2024 film by Fabio Grassadonia and Antonio Piazza

Sicilian Letters (Iddu – L'ultimo padrino) is a 2024 crime drama film written and directed by Fabio Grassadonia and Antonio Piazza. The film stars Elio Germano as Sicilian Mafia boss Matteo Messina Denaro and Toni Servillo as Catello, an operative in the Italian secret service.
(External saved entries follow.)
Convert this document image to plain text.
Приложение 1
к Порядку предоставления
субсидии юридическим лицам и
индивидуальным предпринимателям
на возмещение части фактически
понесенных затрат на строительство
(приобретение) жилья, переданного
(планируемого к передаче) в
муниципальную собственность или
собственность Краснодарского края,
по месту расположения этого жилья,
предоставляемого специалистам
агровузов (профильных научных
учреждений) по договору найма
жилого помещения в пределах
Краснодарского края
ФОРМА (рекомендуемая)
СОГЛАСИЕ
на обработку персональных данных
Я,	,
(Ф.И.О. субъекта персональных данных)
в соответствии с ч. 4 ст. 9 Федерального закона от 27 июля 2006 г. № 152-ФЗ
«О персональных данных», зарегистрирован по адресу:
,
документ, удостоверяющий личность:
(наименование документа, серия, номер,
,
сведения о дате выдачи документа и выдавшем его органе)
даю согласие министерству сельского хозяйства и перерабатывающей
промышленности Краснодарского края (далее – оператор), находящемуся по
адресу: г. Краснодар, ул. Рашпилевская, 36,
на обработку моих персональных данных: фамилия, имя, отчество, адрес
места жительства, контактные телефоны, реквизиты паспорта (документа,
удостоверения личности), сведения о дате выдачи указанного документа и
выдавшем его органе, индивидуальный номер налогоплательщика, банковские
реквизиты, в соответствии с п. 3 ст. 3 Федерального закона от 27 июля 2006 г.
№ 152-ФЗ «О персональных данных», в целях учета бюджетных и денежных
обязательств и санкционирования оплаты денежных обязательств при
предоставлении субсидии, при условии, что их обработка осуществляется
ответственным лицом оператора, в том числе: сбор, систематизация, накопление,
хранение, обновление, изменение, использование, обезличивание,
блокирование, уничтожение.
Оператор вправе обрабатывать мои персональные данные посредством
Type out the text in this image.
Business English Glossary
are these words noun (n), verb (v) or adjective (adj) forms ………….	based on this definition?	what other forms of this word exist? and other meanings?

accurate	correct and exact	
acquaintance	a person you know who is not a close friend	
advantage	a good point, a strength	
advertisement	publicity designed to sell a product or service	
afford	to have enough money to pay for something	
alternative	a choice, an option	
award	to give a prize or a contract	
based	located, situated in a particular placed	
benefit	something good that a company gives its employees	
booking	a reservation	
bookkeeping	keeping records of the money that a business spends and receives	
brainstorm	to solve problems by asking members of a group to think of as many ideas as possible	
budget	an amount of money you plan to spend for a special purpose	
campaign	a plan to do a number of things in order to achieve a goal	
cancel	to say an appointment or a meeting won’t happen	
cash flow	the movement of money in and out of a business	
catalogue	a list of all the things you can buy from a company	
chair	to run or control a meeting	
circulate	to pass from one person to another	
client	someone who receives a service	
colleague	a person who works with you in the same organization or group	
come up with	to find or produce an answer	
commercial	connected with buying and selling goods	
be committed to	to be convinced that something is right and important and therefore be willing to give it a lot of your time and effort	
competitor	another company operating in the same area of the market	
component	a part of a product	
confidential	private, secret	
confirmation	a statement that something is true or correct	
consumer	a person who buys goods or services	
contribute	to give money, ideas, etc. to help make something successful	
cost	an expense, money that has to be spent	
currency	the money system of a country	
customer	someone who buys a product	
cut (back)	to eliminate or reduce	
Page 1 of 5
The film premiered on 5 September 2024 at the 81st Venice International Film Festival, where it competed for the Golden Lion. It was released theatrically in Italy on 10 October 2024 by 01 Distribution and in France on 16 April 2025 by Les Films du Losange.

== Premise ==
In the early 2000s, the embattled politician Catello seeks to revive his career by helping the Secret Service track down the last known Cosa Nostra boss, Matteo Messina Denaro, whom Catello has known his entire life. The two begin corresponding via letters in a game of cat and mouse.

== Production==
Initially, the film had the working title Lettere a Catello ("Letters to Catello"), a title based on Salvatore Mugno's book about Messina Denaro Lettere a Svetonio. Grassadonia and Piazza worked for two years on the screenplay. The film was shot in the summer of 2023 in Trapani, Sciacca, Salemi and Selinunte.

== Release ==
Sicilian Letters premiered at the 81st Venice International Film Festival on 5 September 2024 as a main competition entry. The film was released theatrically in Italy on 10 October 2024 by 01 Distribution and in France on 16 April 2025 by Les Films du Losange.